Michigan voters, who are anxious about having enough money for retirement, are supportive of a state retirement savings option to help workers save on the job, according to a new poll of state voters ages 25-64, released by AARP today.
The survey shows two in three support a public-private managed Michigan retirement savings program and 83 percent agree policymakers should make it easier for workers to save for retirement.
For more highlights from the AARP poll, visit: https://states.aarp.org/michigan/misavingforretirement
Almost half of Michigan’s private sector employees, about 1.69 million, work for an employer that does not offer a retirement plan, according to an AARP Public Policy Institute study. Eight in 10 poll respondents who don’t have access to a retirement savings plan at work say they would take advantage of one if it was available, the survey indicates.
Six in 10 Michigan registered voters feel either somewhat anxious or very anxious about having enough money to live comfortably in their retirement years.

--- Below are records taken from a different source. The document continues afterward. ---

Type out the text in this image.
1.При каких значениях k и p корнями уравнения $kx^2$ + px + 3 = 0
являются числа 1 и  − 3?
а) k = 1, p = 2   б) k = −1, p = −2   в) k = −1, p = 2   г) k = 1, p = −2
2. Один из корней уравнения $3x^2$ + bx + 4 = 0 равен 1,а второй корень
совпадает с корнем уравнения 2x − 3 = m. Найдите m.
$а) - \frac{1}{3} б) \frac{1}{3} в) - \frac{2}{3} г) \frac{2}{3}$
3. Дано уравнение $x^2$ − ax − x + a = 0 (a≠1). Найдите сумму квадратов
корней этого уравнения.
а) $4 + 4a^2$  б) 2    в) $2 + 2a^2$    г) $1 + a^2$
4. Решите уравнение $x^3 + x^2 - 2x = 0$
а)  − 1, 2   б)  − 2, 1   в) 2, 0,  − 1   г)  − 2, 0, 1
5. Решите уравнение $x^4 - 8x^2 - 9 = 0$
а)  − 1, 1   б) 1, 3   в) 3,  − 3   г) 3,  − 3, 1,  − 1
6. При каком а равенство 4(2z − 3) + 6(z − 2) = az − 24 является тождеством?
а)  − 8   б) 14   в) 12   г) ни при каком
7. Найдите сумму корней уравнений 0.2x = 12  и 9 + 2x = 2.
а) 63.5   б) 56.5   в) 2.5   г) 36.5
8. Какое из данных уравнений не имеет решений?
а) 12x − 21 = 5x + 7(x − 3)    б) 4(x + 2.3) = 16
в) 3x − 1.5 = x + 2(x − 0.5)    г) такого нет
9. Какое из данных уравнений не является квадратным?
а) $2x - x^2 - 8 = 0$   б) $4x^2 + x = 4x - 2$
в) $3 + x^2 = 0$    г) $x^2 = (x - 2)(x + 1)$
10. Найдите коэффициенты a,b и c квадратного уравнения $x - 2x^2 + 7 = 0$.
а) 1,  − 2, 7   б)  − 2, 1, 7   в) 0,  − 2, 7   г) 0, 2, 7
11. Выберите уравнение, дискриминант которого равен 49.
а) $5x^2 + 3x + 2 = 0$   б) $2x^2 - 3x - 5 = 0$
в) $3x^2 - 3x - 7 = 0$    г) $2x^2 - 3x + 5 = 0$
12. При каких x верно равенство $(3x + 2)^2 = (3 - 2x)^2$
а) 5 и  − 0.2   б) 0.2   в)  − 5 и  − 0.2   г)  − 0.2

“Michiganders are working as hard as ever, but many do not have a way to save for retirement,” said Paula D. Cunningham, State Director of AARP Michigan. “These survey results show that a large majority of Michiganders support a program that would provide workers a way to save for retirement at their jobs.”

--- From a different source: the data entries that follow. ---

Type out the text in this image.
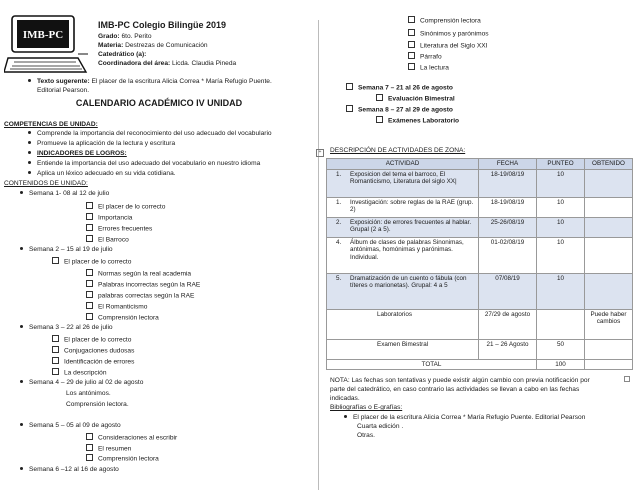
IMB-PC
IMB-PC Colegio Bilingüe 2019
Grado: 6to. Perito
Materia: Destrezas de Comunicación
Catedrático (a):
Coordinadora del área: Licda. Claudia Pineda
Texto sugerente: El placer de la escritura Alicia Correa * María Refugio Puente.
Editorial Pearson.
CALENDARIO ACADÉMICO IV UNIDAD
COMPETENCIAS DE UNIDAD:
Comprende la importancia del reconocimiento del uso adecuado del vocabulario
Promueve la aplicación de la lectura y escritura
INDICADORES DE LOGROS:
Entiende la importancia del uso adecuado del vocabulario en nuestro idioma
Aplica un léxico adecuado en su vida cotidiana.
CONTENIDOS DE UNIDAD:
Semana 1- 08 al 12 de julio
El placer de lo correcto
Importancia
Errores frecuentes
El Barroco
Semana 2 – 15 al 19 de julio
El placer de lo correcto
Normas según la real academia
Palabras incorrectas según la RAE
palabras correctas según la RAE
El Romanticismo
Comprensión lectora
Semana 3 – 22 al 26 de julio
El placer de lo correcto
Conjugaciones dudosas
Identificación de errores
La descripción
Semana 4 – 29 de julio al 02 de agosto
Los antónimos.
Comprensión lectora.
Semana 5 – 05 al 09 de agosto
Consideraciones al escribir
El resumen
Comprensión lectora
Semana 6 –12 al 16 de agosto
Comprensión lectora
Sinónimos y parónimos
Literatura del Siglo XXI
Párrafo
La lectura
Semana 7 – 21 al 26 de agosto
Evaluación Bimestral
Semana 8 – 27 al 29 de agosto
Exámenes Laboratorio
+	DESCRIPCIÓN DE ACTIVIDADES DE ZONA:
ACTIVIDAD	FECHA	PUNTEO	OBTENIDO

1. Exposicion del tema el barroco, El Romanticismo, Literatura del siglo XX|	18-19/08/19	10	

1. Investigación: sobre reglas de la RAE (grup. 2)	18-19/08/19	10	

2. Exposición: de errores frecuentes al hablar. Grupal (2 a 5).	25-26/08/19	10	

4. Álbum de clases de palabras Sinonimas, antónimas, homónimas y parónimas. Individual.	01-02/08/19	10	

5. Dramatización de un cuento o fábula (con títeres o marionetas). Grupal: 4 a 5	07/08/19	10	
Laboratorios	27/29 de agosto		Puede haber cambios
Examen Bimestral	21 – 26 Agosto	50	
TOTAL		100	
NOTA: Las fechas son tentativas y puede existir algún cambio con previa notificación por
parte del catedrático, en caso contrario las actividades se llevan a cabo en las fechas
indicadas.
Bibliografías o E-grafías:
El placer de la escritura Alicia Correa * María Refugio Puente. Editorial Pearson
Cuarta edición .
Otras.
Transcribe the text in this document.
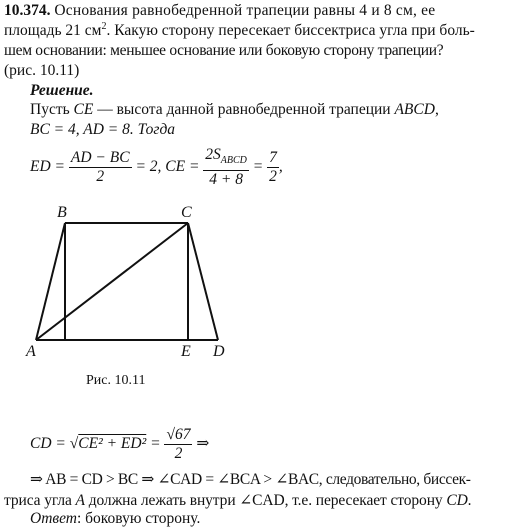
10.374. Основания равнобедренной трапеции равны 4 и 8 см, ее
площадь 21 $см^2$. Какую сторону пересекает биссектриса угла при боль-
шем основании: меньшее основание или боковую сторону трапеции?
(рис. 10.11)
Решение.
Пусть CE — высота данной равнобедренной трапеции ABCD,
BC = 4, AD = 8. Тогда
ED = $\frac{AD - BC}{2} = 2$, CE = $\frac{2S_{ABCD}}{4 + 8} = \frac{7}{2}$ ,
B	C
A	E D
Рис. 10.11
CD = $√CE^2 + ED^2 = \frac{√67}{2}$ ⇒
⇒ AB = CD > BC ⇒ ∠CAD = ∠BCA > ∠BAC, следовательно, биссек-
триса угла A должна лежать внутри ∠CAD, т.е. пересекает сторону CD.
Ответ: боковую сторону.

Among the survey’s other key findings:
Voters support a voluntary work and save program – a common sense solution for the private sector workers who do not currently have access to a workplace savings plan. They believe Michigan legislators should take action to help make Michigan businesses more competitive and to give employees an easier way to save for retirement on their own terms as they may move from job to job.
Work and save is a practical solution to make automatic payroll deduction retirement savings easier for employees and less costly for small businesses. There are a variety of approaches to this. One would set up a public-private partnership between the state and a professional financial institution. AARP is asking policymakers to look at how the state could use federal American Rescue Plan dollars to cover one-time startup costs. The program would be voluntary for workers and employers.

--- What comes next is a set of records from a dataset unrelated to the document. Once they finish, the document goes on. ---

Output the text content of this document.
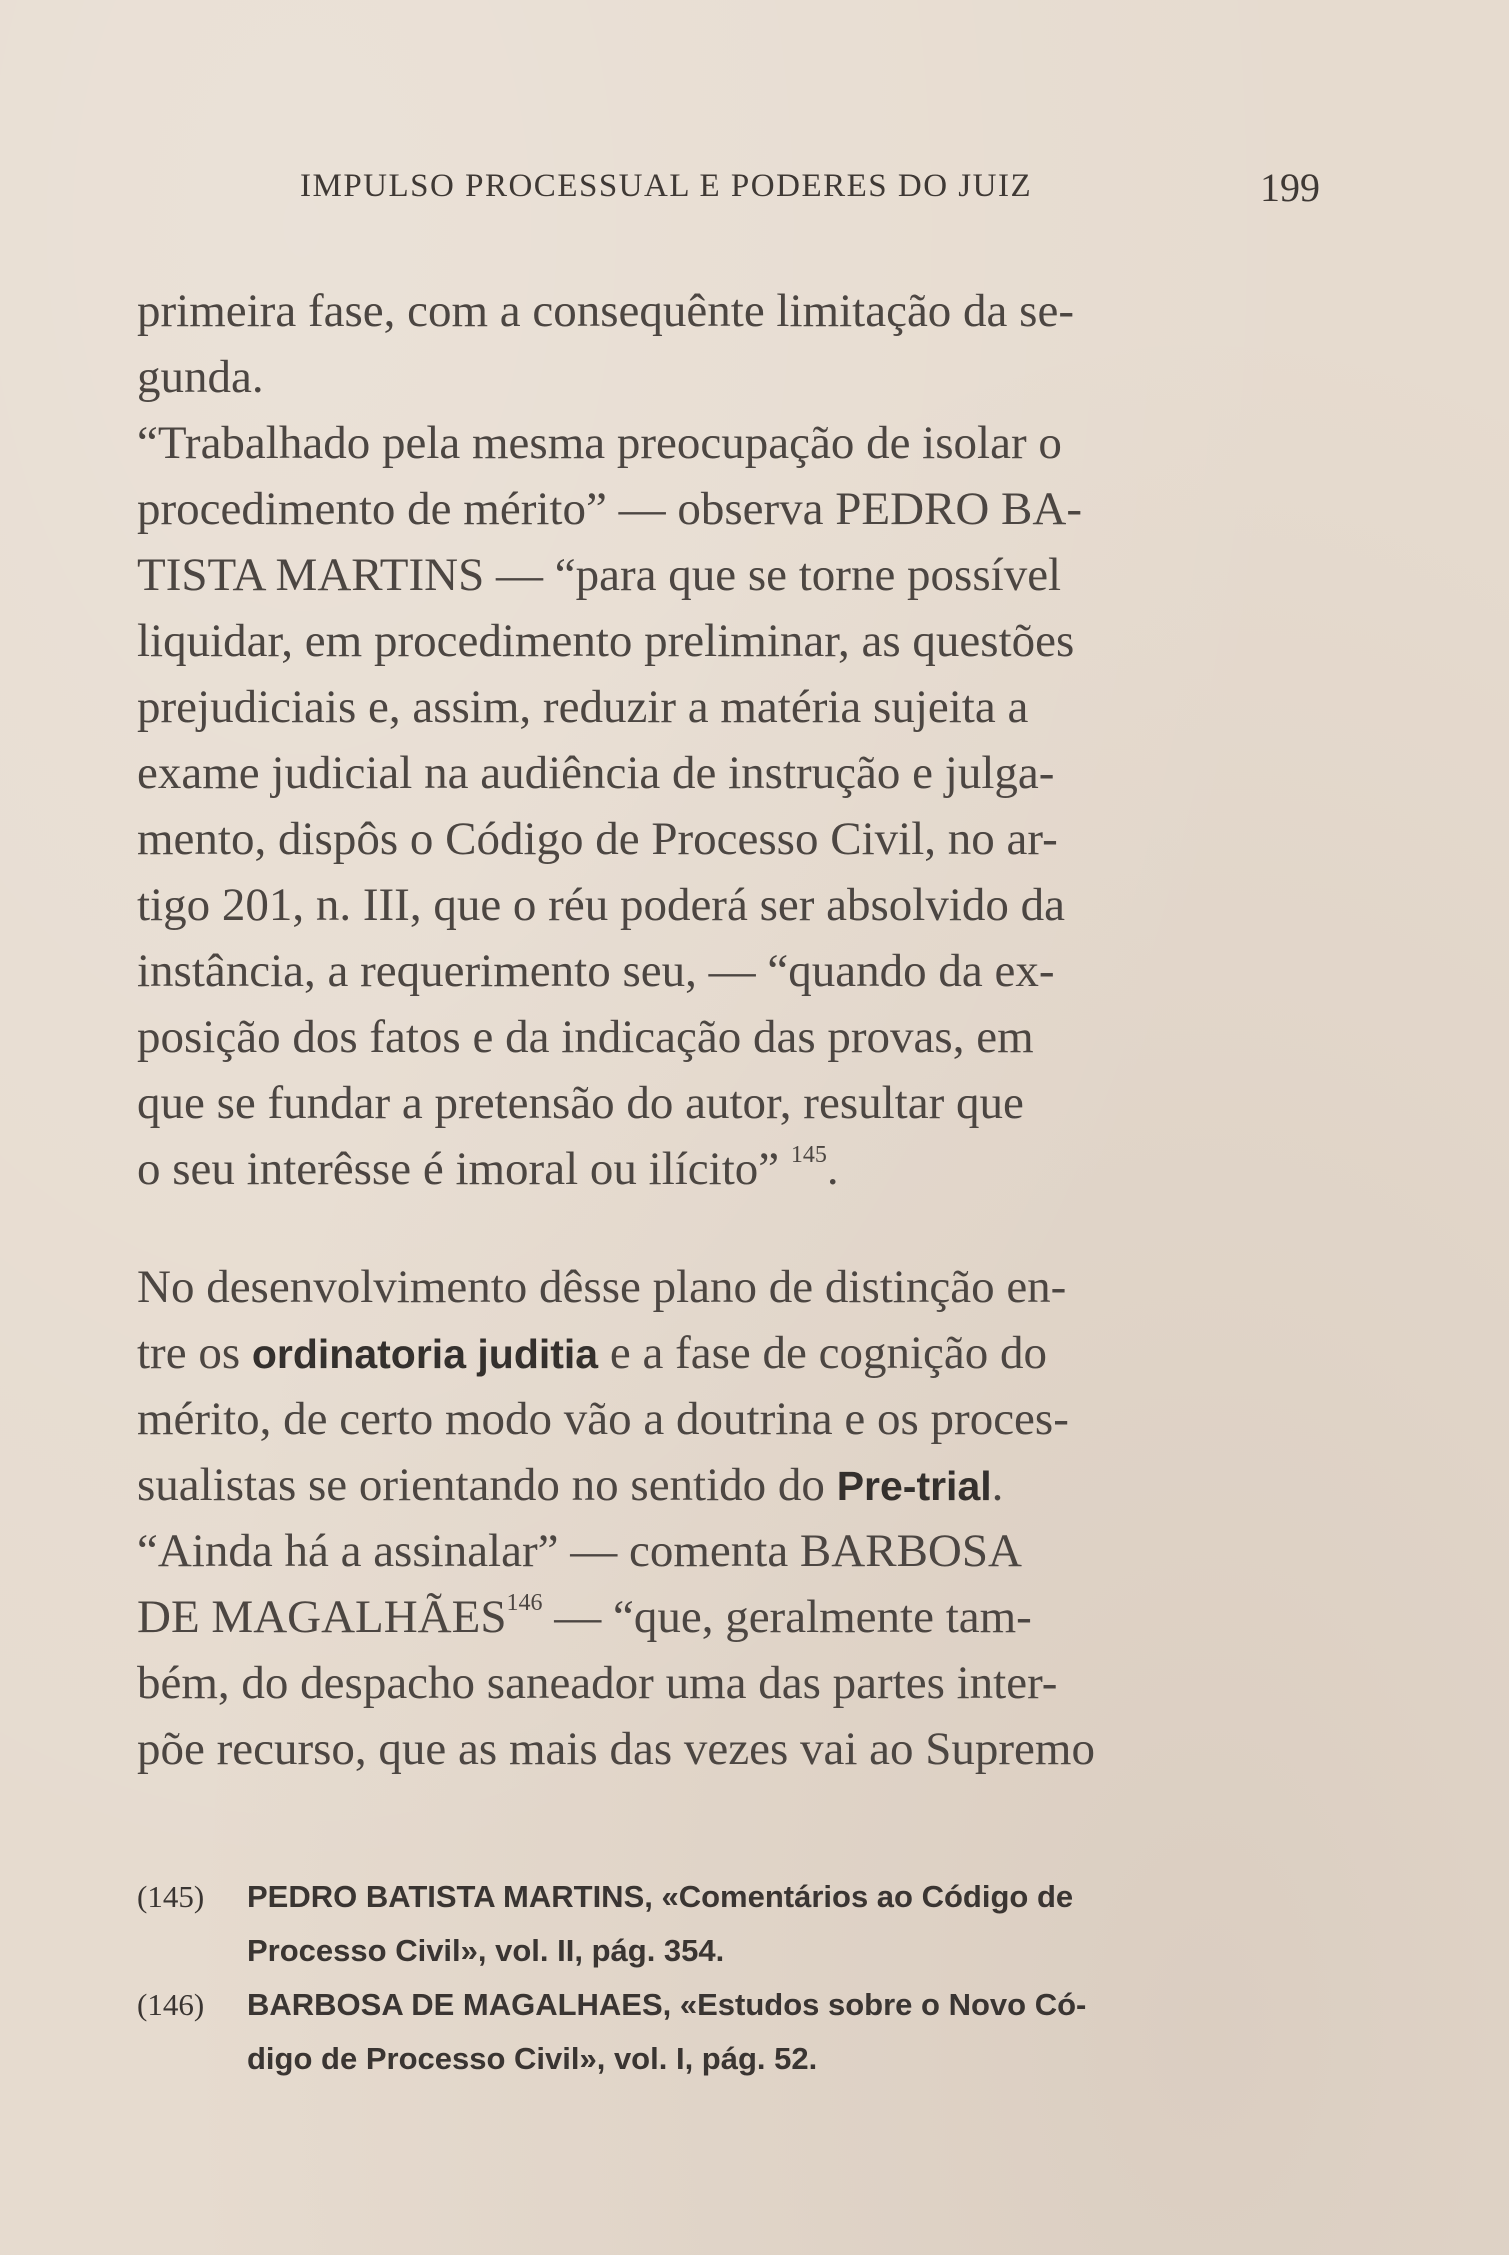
IMPULSO PROCESSUAL E PODERES DO JUIZ	199
primeira fase, com a consequênte limitação da se-
gunda.
“Trabalhado pela mesma preocupação de isolar o
procedimento de mérito” — observa PEDRO BA-
TISTA MARTINS — “para que se torne possível
liquidar, em procedimento preliminar, as questões
prejudiciais e, assim, reduzir a matéria sujeita a
exame judicial na audiência de instrução e julga-
mento, dispôs o Código de Processo Civil, no ar-
tigo 201, n. III, que o réu poderá ser absolvido da
instância, a requerimento seu, — “quando da ex-
posição dos fatos e da indicação das provas, em
que se fundar a pretensão do autor, resultar que
o seu interêsse é imoral ou ilícito” $^{145}$.
No desenvolvimento dêsse plano de distinção en-
tre os ordinatoria juditia e a fase de cognição do
mérito, de certo modo vão a doutrina e os proces-
sualistas se orientando no sentido do Pre-trial.
“Ainda há a assinalar” — comenta BARBOSA
DE MAGALHÃES$^{146}$ — “que, geralmente tam-
bém, do despacho saneador uma das partes inter-
põe recurso, que as mais das vezes vai ao Supremo
(145) PEDRO BATISTA MARTINS, «Comentários ao Código de
Processo Civil», vol. II, pág. 354.
(146) BARBOSA DE MAGALHAES, «Estudos sobre o Novo Có-
digo de Processo Civil», vol. I, pág. 52.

Similar public-private retirement savings programs have already been set up in Oregon, California, and Illinois.
“Today, a secure retirement is out of reach for over 1.6 million Michiganders, especially those who work for themselves or for small businesses. The results of this poll speak to the anxiety that many have regarding their financial security in retirement,” Cunningham said. “Without the ability to save, many Michiganders face retiring into poverty. These poll results show how important it is to give an opportunity for a more secure retirement to future retirees.”
The AARP 2021 Michigan Retirement Security Study was a telephone study among 616 registered voters age 25 - 64 in Michigan on retirement savings issues. Telephone interviews were conducted from May 7 - May 25, 2021. Margin of error is +/- 4 percent.